Seven women's organisations have backed the first national information campaign aimed at drawing attention to the problem of domestic violence .
The Fifth Woman Initiative will include lectures, meetings with legislators and national advertising events. Its timing is symbolic; it started November 25, the international day marking violence against women, and ends December 10, the international day of human rights.
"Global statistics show that every fifth woman in the world has experienced domestic violence. In Slovakia such statistics are missing, as if the problem didn't even exist," said Monika Grochová from the Košice-based Fenestra group which runs a crisis centre helping female and child victims of domestic violence.
"This campaign is a first step to break the silence and to raise public awareness of this serious social issue," she added.

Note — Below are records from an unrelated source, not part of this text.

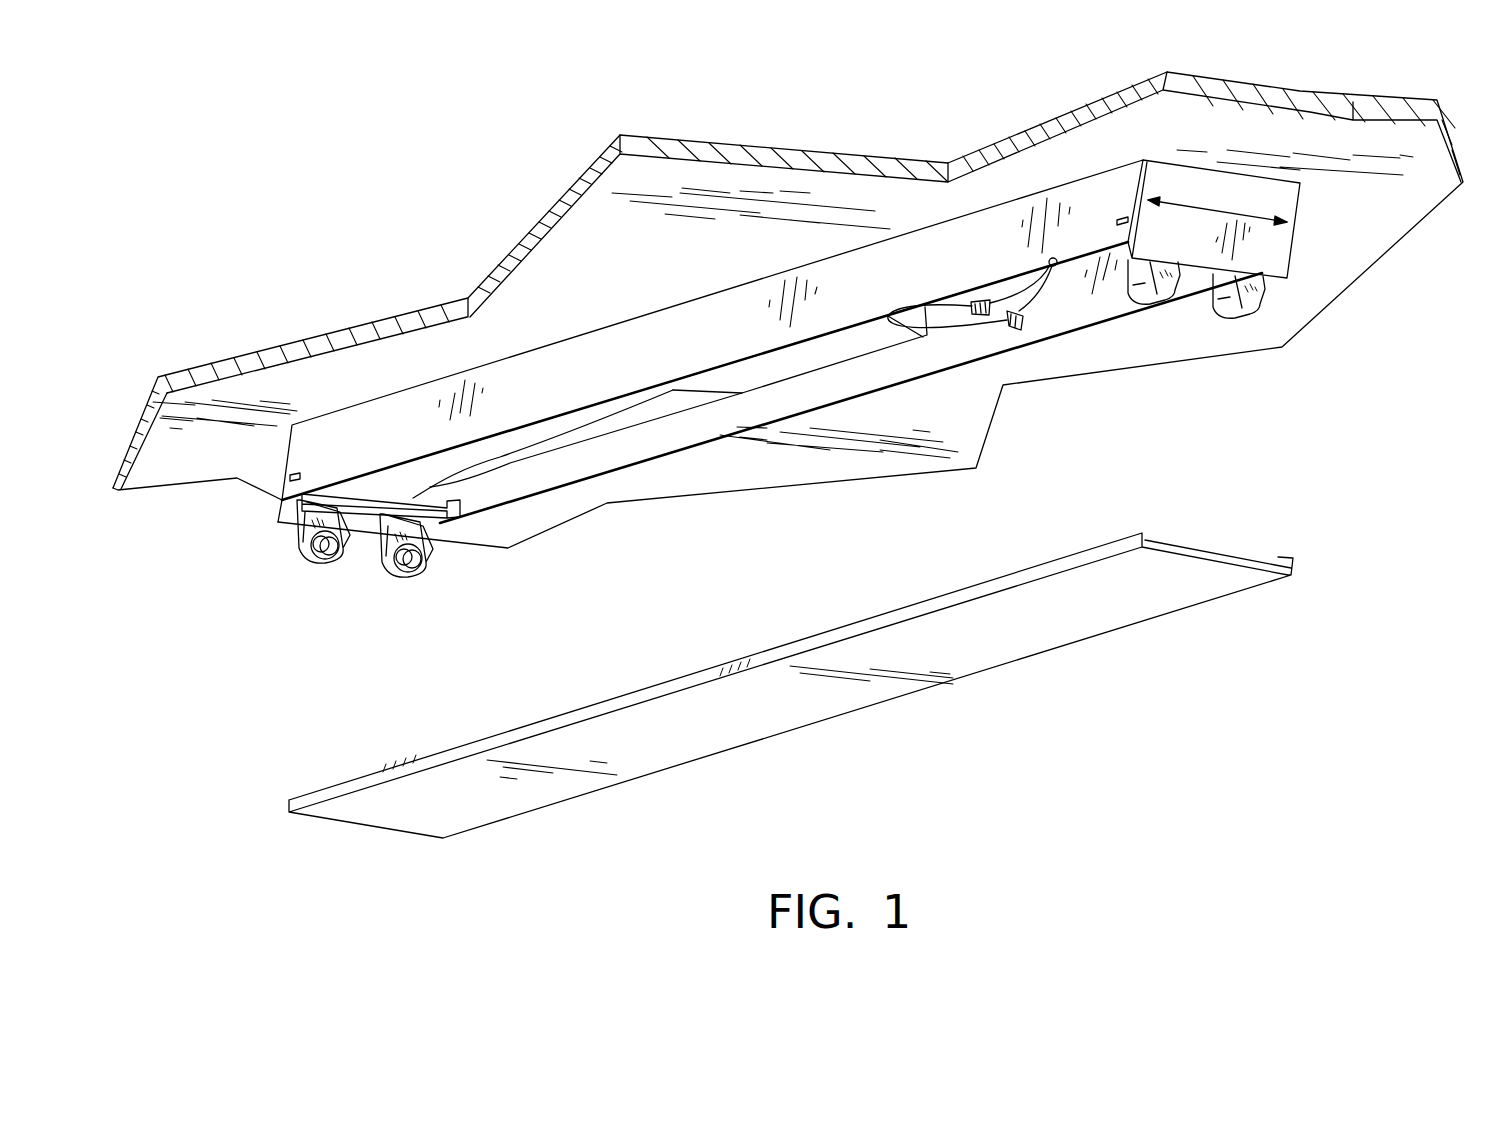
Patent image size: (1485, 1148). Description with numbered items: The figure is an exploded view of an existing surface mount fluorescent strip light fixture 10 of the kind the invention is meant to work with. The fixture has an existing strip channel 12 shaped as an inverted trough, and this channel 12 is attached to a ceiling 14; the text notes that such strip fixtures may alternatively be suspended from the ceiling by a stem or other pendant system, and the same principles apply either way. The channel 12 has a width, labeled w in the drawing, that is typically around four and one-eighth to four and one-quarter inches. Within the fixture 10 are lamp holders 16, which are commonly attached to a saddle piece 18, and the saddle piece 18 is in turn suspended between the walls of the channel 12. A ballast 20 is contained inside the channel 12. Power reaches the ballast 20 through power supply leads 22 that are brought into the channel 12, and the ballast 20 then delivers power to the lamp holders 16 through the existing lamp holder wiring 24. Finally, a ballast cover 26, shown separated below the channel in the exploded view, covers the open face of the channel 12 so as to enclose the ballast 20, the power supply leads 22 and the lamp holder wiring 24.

The surface mount fluorescent strip light fixture 10 is at (400, 426).
The strip channel 12 is at (605, 352).
The ceiling 14 is at (603, 210).
The lamp holders 16 is at (310, 566).
The saddle piece 18 is at (363, 508).
The ballast 20 is at (783, 370).
The power supply leads 22 is at (1053, 263).
The lamp holder wiring 24 is at (568, 453).
The ballast cover 26 is at (1102, 604).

Although Eva Sopková, an activist from the Humenné-based Pro Familia organisation, said that several women's groups and non-governmental organisations had started to jointly and publicly address the problem in 1998, the issue remains a marginal and even taboo subject in Slovakia.

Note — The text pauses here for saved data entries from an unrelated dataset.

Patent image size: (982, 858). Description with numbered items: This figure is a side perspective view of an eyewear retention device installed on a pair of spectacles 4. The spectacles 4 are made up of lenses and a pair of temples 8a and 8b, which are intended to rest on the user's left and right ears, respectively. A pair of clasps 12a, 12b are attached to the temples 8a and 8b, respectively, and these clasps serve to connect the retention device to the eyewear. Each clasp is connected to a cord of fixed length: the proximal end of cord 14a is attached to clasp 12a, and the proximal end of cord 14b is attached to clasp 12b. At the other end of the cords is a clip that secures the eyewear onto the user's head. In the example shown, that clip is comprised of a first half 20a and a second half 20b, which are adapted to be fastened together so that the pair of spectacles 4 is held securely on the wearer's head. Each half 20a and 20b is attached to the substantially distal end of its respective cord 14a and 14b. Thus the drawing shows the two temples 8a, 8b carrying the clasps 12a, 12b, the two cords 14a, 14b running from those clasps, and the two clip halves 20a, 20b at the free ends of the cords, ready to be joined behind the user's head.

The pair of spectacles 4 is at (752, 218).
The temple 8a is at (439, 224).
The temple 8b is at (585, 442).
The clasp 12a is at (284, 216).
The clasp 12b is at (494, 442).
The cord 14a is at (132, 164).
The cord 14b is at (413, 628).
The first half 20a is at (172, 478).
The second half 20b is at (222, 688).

"Sensitivity towards this problem is very low, and often courts, prosecutors, police, as well as social workers are rather ignorant about it. Sometimes investigators are more sensitive to the rights of offenders than to those of victims," Sopková said
To change the country's poor legislation in this field women's organisations drew up a list of legislative proposals which they aim to submit for parliamentary discussion in the coming months through the parliamentary women's committee
"The need to address the issue is a global one," said Dianne Masson Yensen from the Canadian technical mission which, along with the Open Society Foundation, supported the campaign financially.
Yensen added: "We have to act because women who are victims of violence tend to lose self-respect, and children who witness violence in their homes may become the beaters of tomorrow."